The tools you need for repair are; a pair of gloves; a hard brush to clean the soot off and out of the bowl; wrenches to remove bolts and nuts; a small container to place under the bleeder valve; a short length of hose; rags to wipe up the oil and water; a portable light and a vacuum cleaner with a long nozzle attachment. This may sound hard, but it’s really easy.

This Operation is called Bleeding the Oil Line

  1. Locate the red restart button on the boiler.
  2. The bleeder is attached to the burner and is a very small valve with an opening in the top with a bolt at the bottom of the valve.
  3. Lay down the rags under the bleeder to catch the spills.
  4. Take the wrench and place it on the bolt of the bleeder. Don’t turn the wrench yet.
  5. Place the hose on the bleeder and into the can or place the container under the bleeder.
  6. Turn the bolt counter clock wise until the valve is open.
  7. Set the thermostat higher than normal, at least ten to fifteen degrees.
  8. Let the air and air bubbles run through the hose or into the container until you see that the oil is clear.
  9. If the bleeder valve stops, wait 45 seconds and press the restart button.
  10. Close the bleeder valve and the boiler will start.

How to Check for other Problems

  • You’re going to look inside the boiler.
  • Turn the switch off and let it cool down before starting to work on the boiler.
  • Remove the front panel of the boiler and set it aside.
  • Behind the front panel is a door, just pull it open.
  • You will see soot caked inside the bowl.
  • If the bowl is cracked, do not use cement to repair the bowl.
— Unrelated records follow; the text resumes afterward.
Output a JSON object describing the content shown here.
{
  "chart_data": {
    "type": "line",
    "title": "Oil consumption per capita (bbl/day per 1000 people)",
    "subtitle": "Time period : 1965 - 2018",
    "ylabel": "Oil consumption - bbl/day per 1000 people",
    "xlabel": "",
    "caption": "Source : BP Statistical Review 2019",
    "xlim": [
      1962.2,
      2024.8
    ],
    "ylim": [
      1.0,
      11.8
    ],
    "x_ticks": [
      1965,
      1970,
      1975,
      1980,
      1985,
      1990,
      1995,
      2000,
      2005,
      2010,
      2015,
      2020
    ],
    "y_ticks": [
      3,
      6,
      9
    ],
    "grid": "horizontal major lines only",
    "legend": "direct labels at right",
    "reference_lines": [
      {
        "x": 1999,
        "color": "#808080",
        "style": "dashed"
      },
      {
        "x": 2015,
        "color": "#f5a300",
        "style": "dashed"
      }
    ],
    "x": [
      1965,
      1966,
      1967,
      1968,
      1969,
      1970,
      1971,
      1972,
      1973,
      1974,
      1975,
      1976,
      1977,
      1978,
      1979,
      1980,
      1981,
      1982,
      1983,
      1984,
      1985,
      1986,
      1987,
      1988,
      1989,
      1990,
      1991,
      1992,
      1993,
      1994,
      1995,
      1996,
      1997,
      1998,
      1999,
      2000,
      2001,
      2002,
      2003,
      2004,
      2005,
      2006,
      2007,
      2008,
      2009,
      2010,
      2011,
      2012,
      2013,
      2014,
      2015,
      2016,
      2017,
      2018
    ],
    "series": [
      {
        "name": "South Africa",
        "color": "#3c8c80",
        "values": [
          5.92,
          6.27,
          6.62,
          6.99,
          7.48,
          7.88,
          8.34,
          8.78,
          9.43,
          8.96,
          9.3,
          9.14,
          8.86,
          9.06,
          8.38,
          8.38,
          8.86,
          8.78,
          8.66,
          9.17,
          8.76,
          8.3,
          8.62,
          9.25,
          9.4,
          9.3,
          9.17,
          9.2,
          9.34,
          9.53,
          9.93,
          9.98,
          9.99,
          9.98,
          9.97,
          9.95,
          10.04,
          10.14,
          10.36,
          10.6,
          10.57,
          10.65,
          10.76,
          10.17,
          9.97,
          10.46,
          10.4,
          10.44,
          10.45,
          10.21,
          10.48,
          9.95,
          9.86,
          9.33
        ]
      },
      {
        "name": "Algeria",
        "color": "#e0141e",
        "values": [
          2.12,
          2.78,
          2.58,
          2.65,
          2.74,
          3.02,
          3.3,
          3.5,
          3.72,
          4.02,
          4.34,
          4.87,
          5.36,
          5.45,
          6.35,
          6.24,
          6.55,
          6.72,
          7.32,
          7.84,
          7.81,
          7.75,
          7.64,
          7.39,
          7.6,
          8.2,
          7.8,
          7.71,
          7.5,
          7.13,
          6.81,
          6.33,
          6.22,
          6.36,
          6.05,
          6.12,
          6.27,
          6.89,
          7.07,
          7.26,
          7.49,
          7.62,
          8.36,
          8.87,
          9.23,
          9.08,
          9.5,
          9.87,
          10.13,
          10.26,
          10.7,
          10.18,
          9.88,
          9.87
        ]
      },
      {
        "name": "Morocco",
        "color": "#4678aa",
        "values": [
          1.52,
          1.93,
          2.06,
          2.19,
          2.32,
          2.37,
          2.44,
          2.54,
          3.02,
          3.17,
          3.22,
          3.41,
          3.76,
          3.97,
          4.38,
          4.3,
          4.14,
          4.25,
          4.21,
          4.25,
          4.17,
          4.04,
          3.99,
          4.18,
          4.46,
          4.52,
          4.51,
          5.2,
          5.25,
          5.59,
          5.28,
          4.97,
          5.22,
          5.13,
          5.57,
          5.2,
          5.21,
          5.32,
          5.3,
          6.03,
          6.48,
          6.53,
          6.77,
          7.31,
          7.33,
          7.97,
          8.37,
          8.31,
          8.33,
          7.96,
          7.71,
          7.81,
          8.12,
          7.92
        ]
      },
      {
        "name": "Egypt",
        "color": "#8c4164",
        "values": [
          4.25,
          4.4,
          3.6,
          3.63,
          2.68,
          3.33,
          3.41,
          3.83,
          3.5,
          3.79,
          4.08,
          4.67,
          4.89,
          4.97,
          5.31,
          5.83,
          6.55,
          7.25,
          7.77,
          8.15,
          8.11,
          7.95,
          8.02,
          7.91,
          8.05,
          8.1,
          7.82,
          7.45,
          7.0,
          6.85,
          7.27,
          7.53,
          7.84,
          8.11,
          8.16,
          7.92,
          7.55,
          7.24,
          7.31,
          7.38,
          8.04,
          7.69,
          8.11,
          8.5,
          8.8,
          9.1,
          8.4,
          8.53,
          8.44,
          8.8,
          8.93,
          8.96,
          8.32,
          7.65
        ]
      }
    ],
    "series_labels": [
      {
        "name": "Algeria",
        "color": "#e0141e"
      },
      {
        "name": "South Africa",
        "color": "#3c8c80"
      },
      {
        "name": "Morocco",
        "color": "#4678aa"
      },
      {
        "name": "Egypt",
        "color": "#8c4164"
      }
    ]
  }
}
The bowl is made of materials to stand the excessive heat of the boiler. The cement will eventually crack and crumble inside the bowl. Replacing the bowl is the safest way to avoid other problems, including starting a fire.
  • Attach a long neck hose to the vacuum cleaner and remove the soot which is causing the black smoke.
  • Brush the soot off the side panels and the inside of the pipe that connects to the outside of your home.
  • Change the small faucet on the bottom of the boiler. It will leak after a period of time and will leave water on the floor.
  • If there is a problem with the nozzle, changing the filters, electrodes, igniter or the motor, call a professional technician to correct the problem.

How to Maintain the Health of Your Oil Burner

Before the season changes into cold weather:

  • Fill the tank with oil.
  • Have two five-gallon containers on hand to fill with diesel oil in case of emergencies.
  • Make sure the radiators are bled so the heat will flow freely and all vents are free of dust and other debris.

Schedule a yearly service for your oil boiler. Taking steps to head off costly repairs will increase the life span of your burner and lower your energy costs.